Auf fünf Hauptpunkte hatte Rechtsanwalt Musiol seine Argumentation gestützt, um in Berufung gehen zu können – und scheiterte in allen fünf Punkten!

Nach Meinung des Landgerichts ist sowohl die Vertragslaufzeit von 48 Monaten genauso wirksam, wie der Inhalt des Vertrages korrekt festgelegt wurde. Auch sind unsere Preise marktüblich und unsere Vertragsgestaltung für einen Unternehmer klar und deutlich. Für die von Rechtsanwalt Musiol beanspruchte Anfechtbarkeit wegen Täuschung war ebenso wenig Raum, wie für die Behauptung, unsererseits seien irgendwelche Pflichten verletzt worden.

Rechtsanwalt Stefan Musiol schreibt auf seiner Website: „Die Justiz und das Rechtssystem erweisen sich oft als Irrgarten.“ Ob ihm klar ist, wie sehr er damit Recht hat? Offenbar ist er jetzt selbst in diesen Irrgarten geraten.

Durch persönliches Gespräch wäre beiden Seiten viel Ärger erspart geblieben

Immer wieder haben wir versucht, mit Herrn Musiol persönlich zu sprechen – erfolglos. Wir sind und waren schon immer der Meinung, dass sich vieles in einem persönlichen Gespräch klären lässt und sehen uns hier wieder bestätigt. Rechtsanwalt Stefan Musiol, der dies ganz anders sieht und schnell mal mit vollmundigen Behauptungen über uns als Gegner dabei ist, hat seinem Mandanten sicher keinen Gefallen getan. Dieser darf nämlich jetzt unsere Rechnung bezahlen, die Rechnung des Gerichts bezahlen, unsere Anwälte bezahlen  – die wir hier übrigens empfehlen (www.schauwienold.de) – und auch die Rechnung von RA Musiol bezahlen. Und das ganze zweimal, weil Herr Musiol auch noch Berufung eingelegt hat.
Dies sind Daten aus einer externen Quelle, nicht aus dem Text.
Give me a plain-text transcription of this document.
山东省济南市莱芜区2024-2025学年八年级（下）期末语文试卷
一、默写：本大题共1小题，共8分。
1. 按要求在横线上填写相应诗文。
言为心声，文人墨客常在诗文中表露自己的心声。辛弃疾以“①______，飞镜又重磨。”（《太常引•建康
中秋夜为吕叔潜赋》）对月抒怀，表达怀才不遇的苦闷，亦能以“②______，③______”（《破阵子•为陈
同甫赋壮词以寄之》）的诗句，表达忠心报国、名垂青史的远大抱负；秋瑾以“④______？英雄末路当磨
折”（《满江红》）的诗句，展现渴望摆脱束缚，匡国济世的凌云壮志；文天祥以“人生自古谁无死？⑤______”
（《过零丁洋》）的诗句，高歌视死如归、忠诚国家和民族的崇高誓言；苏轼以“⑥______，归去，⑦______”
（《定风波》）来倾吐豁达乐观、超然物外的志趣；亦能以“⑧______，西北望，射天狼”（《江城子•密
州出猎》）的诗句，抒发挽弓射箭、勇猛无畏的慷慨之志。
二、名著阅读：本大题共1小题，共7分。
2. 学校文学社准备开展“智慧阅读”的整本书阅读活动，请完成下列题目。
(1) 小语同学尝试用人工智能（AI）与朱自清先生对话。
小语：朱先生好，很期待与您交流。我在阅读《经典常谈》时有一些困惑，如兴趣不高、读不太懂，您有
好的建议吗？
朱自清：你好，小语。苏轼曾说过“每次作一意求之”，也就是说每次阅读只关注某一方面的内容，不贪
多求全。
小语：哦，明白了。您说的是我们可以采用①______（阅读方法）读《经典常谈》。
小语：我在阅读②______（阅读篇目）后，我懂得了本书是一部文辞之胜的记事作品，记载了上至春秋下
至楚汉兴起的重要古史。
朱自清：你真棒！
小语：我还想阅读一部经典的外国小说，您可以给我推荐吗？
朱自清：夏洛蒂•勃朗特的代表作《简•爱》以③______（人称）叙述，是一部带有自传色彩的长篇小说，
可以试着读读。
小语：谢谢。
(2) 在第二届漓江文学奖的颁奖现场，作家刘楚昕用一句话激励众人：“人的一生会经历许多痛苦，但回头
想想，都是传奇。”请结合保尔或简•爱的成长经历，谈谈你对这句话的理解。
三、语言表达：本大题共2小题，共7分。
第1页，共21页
Das hätte er sich sparen können.

Mehr zu Rechtsanwalt Musiol hier und hier.

Anmerkung von Texter: Wir haben am 28.02.14 im Text zwei Stellen geändert. Rechtsanwalt Musiol hat uns mit diesem Abmahnschreiben unter anderem darauf hingewiesen, dass er die ursprüngliche Version des Textes so verstanden hat, dass er subjektive Werturteile und marktschreierische Anpreisungen vorgenommen haben soll. Das wollten wir damit natürlich nicht sagen.

Weiter legt Rechtsanwalt Musiol Wert darauf, dass wir mitteilen, dass die Sache (Stand heute, 28.02.14) noch nicht abgeschlossen ist. Das Gericht hat nach seinem Hinweisbeschluss noch einen Vergleichsvorschlag gemacht.
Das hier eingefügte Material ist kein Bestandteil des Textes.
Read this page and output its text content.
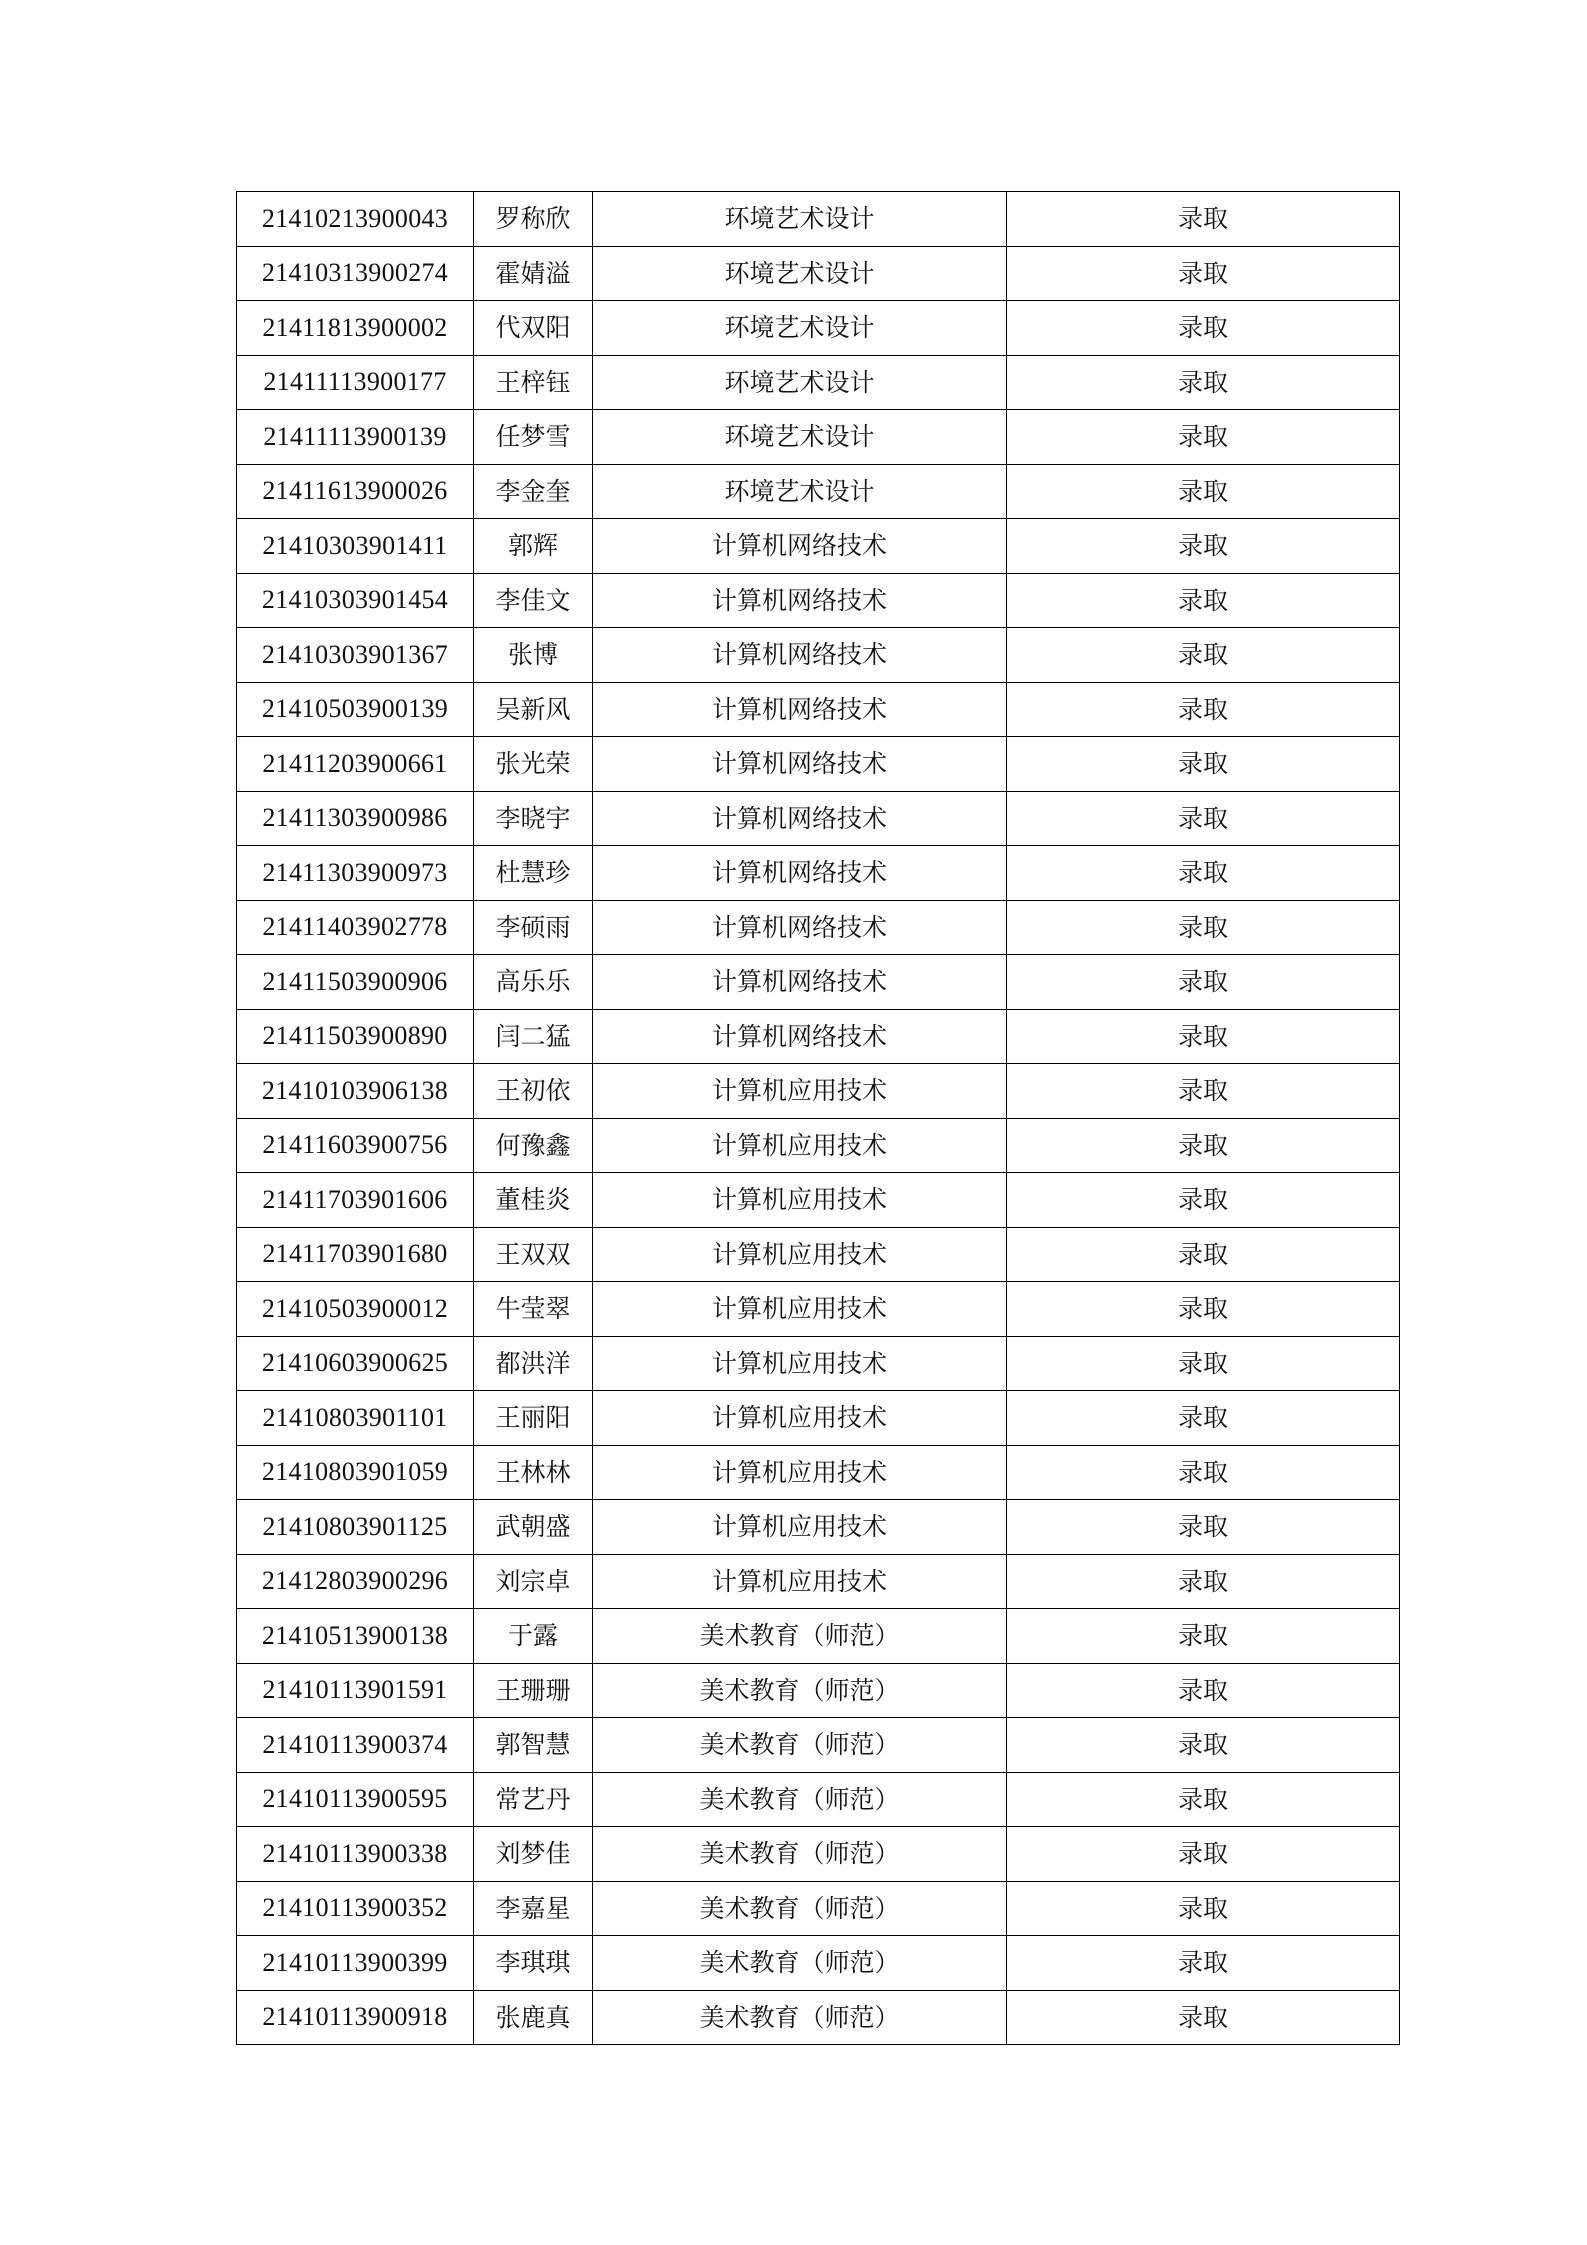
21410213900043	罗称欣	环境艺术设计	录取
21410313900274	霍婧溢	环境艺术设计	录取
21411813900002	代双阳	环境艺术设计	录取
21411113900177	王梓钰	环境艺术设计	录取
21411113900139	任梦雪	环境艺术设计	录取
21411613900026	李金奎	环境艺术设计	录取
21410303901411	郭辉	计算机网络技术	录取
21410303901454	李佳文	计算机网络技术	录取
21410303901367	张博	计算机网络技术	录取
21410503900139	吴新风	计算机网络技术	录取
21411203900661	张光荣	计算机网络技术	录取
21411303900986	李晓宇	计算机网络技术	录取
21411303900973	杜慧珍	计算机网络技术	录取
21411403902778	李硕雨	计算机网络技术	录取
21411503900906	高乐乐	计算机网络技术	录取
21411503900890	闫二猛	计算机网络技术	录取
21410103906138	王初依	计算机应用技术	录取
21411603900756	何豫鑫	计算机应用技术	录取
21411703901606	董桂炎	计算机应用技术	录取
21411703901680	王双双	计算机应用技术	录取
21410503900012	牛莹翠	计算机应用技术	录取
21410603900625	都洪洋	计算机应用技术	录取
21410803901101	王丽阳	计算机应用技术	录取
21410803901059	王林林	计算机应用技术	录取
21410803901125	武朝盛	计算机应用技术	录取
21412803900296	刘宗卓	计算机应用技术	录取
21410513900138	于露	美术教育（师范）	录取
21410113901591	王珊珊	美术教育（师范）	录取
21410113900374	郭智慧	美术教育（师范）	录取
21410113900595	常艺丹	美术教育（师范）	录取
21410113900338	刘梦佳	美术教育（师范）	录取
21410113900352	李嘉星	美术教育（师范）	录取
21410113900399	李琪琪	美术教育（师范）	录取
21410113900918	张鹿真	美术教育（师范）	录取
Rechtsanwalt Musiol möchte auch nicht, dass wir schreiben, dass er mit all seinen fünf Punkten beim Landgericht gescheitert ist. Wir hingegen sehen da so. Insbesondere, wenn das Gericht alle seine Argumente auf sieben Seiten auseinandernimmt und anderer Meinung ist als er selbst. Ist das etwa kein Scheitern Musiols vor Gericht?